Technologia, która opiera się na sygnałach radiowych transmitowanych przez satelitę, zmieniła świat. System GPS jest na dzień dzisiejszy wpisany w większość dziedzin naszego życia, a w części z nich stał się wręcz nieodzowny. Zaskakujący zatem jest fakt, że tak funkcjonalne rozwiązanie obejmuje zaledwie 1/4 naszej planety, zatrzymując się na powierzchni. Oceany nadal bronią dostępu do podwodnego świata.
System podwodnej lokalizacji wstecznego rozproszenia UBL. Naukowcy z MIT opracowali nawigację opartą na systemie, który zamiast emitować własne sygnały akustyczne, odbija modulowane sygnały ze swojego otoczenia. W swoich badaniach poszli o krok dalej , i wyposażyli podwodną nawigację w niekonwencjonalne zasilanie, czyli opracowali podwodny GPS bez typowej baterii.

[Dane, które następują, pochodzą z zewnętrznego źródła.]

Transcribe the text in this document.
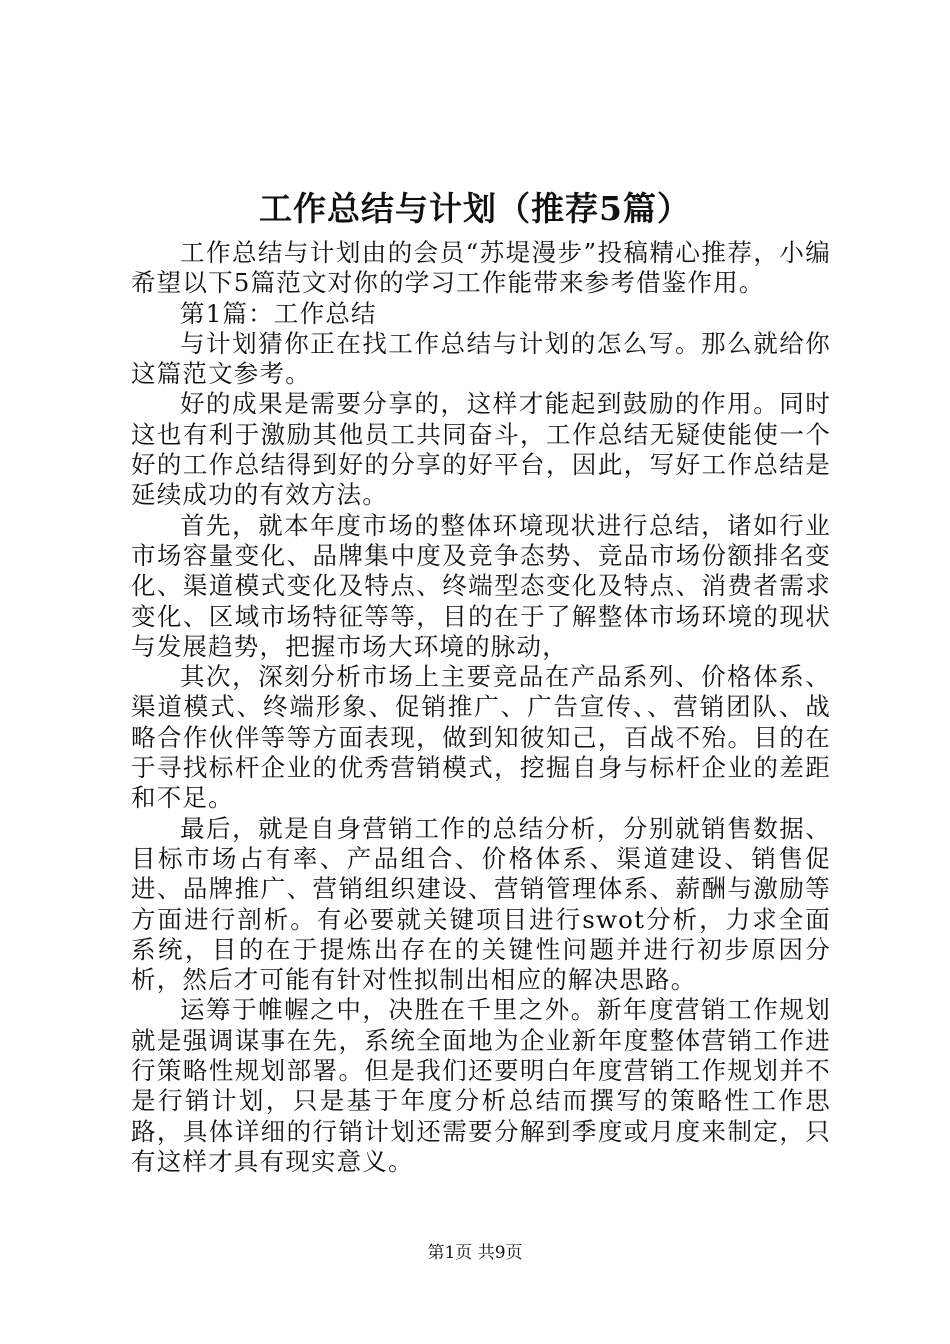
工作总结与计划（推荐5篇）

工作总结与计划由的会员“苏堤漫步”投稿精心推荐，小编希望以下5篇范文对你的学习工作能带来参考借鉴作用。

第1篇：工作总结

与计划猜你正在找工作总结与计划的怎么写。那么就给你这篇范文参考。

好的成果是需要分享的，这样才能起到鼓励的作用。同时这也有利于激励其他员工共同奋斗，工作总结无疑使能使一个好的工作总结得到好的分享的好平台，因此，写好工作总结是延续成功的有效方法。

首先，就本年度市场的整体环境现状进行总结，诸如行业市场容量变化、品牌集中度及竞争态势、竞品市场份额排名变化、渠道模式变化及特点、终端型态变化及特点、消费者需求变化、区域市场特征等等，目的在于了解整体市场环境的现状与发展趋势，把握市场大环境的脉动，

其次，深刻分析市场上主要竞品在产品系列、价格体系、渠道模式、终端形象、促销推广、广告宣传、、营销团队、战略合作伙伴等等方面表现，做到知彼知己，百战不殆。目的在于寻找标杆企业的优秀营销模式，挖掘自身与标杆企业的差距和不足。

最后，就是自身营销工作的总结分析，分别就销售数据、目标市场占有率、产品组合、价格体系、渠道建设、销售促进、品牌推广、营销组织建设、营销管理体系、薪酬与激励等方面进行剖析。有必要就关键项目进行swot分析，力求全面系统，目的在于提炼出存在的关键性问题并进行初步原因分析，然后才可能有针对性拟制出相应的解决思路。

运筹于帷幄之中，决胜在千里之外。新年度营销工作规划就是强调谋事在先，系统全面地为企业新年度整体营销工作进行策略性规划部署。但是我们还要明白年度营销工作规划并不是行销计划，只是基于年度分析总结而撰写的策略性工作思路，具体详细的行销计划还需要分解到季度或月度来制定，只有这样才具有现实意义。

第1页 共9页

Zdaniem naukowców, wykorzystanie akustyki w podwodnej nawigacji wiąże się z generatorami sygnału, które są bardzo energochłonne. O ile w przypadku dużych jednostek pływających może to nie mieć znaczenia, to dla małych urządzeń zasilane bakteryjnie może stanowić prawdziwą przeszkodę w zastosowaniu.
Szukając rozwiązania problemu zasilania, naukowcy zastosowali materiały piezoelektryczne. Wykonane z nich czujniki umożliwiają wykorzystanie ładunku do selektywnego odbijania niektórych fal dźwiękowych z powrotem do otoczenia. Fale te są odbierane przez odbiornik jako wzór binarny, przy czym 1 to fale odbite, a 0 to fale nieodbite.
Sygnał binarny pozwala na przenoszenie różnych informacji np. stopnia zasolenia czy temperatury, może również posłużyć do ustalenia lokalizacji poprzez określenie czasu, w jakim fala dźwiękowa odbije się i powróci do odbiornika.
Niestety, pod wodą problem staje się bardziej skomplikowany, ponieważ fale akustyczne przemieszczają się między powierzchnią a dnem morskim, przy czym na płytkich wodach sygnały te są mocniejsze. Aby zapobiec zakłócaniu sygnałów, zastosowano dodatkowo „przeskakiwanie częstotliwości„.
Wysyłanie sekwencji sygnałów o różnych częstotliwościach następuje według wzoru, dzięki czemu powracają do odbiornika w różnych fazach. Połączenie danych czasu i fazy pozwala na spowolnienie transmisji sygnałów w płytkiej wodzie, tak aby echo wygasło i nie nastąpiła interferencja.
Wszystkie dotychczasowe testy UBL przeszedł pomyślnie, również na płytkich wodach, gdzie udało się oszacować odległości z dokładnością do prawie 50 cm. Kolejne prace obejmują zwiększenie zasięgu UBL w terenie.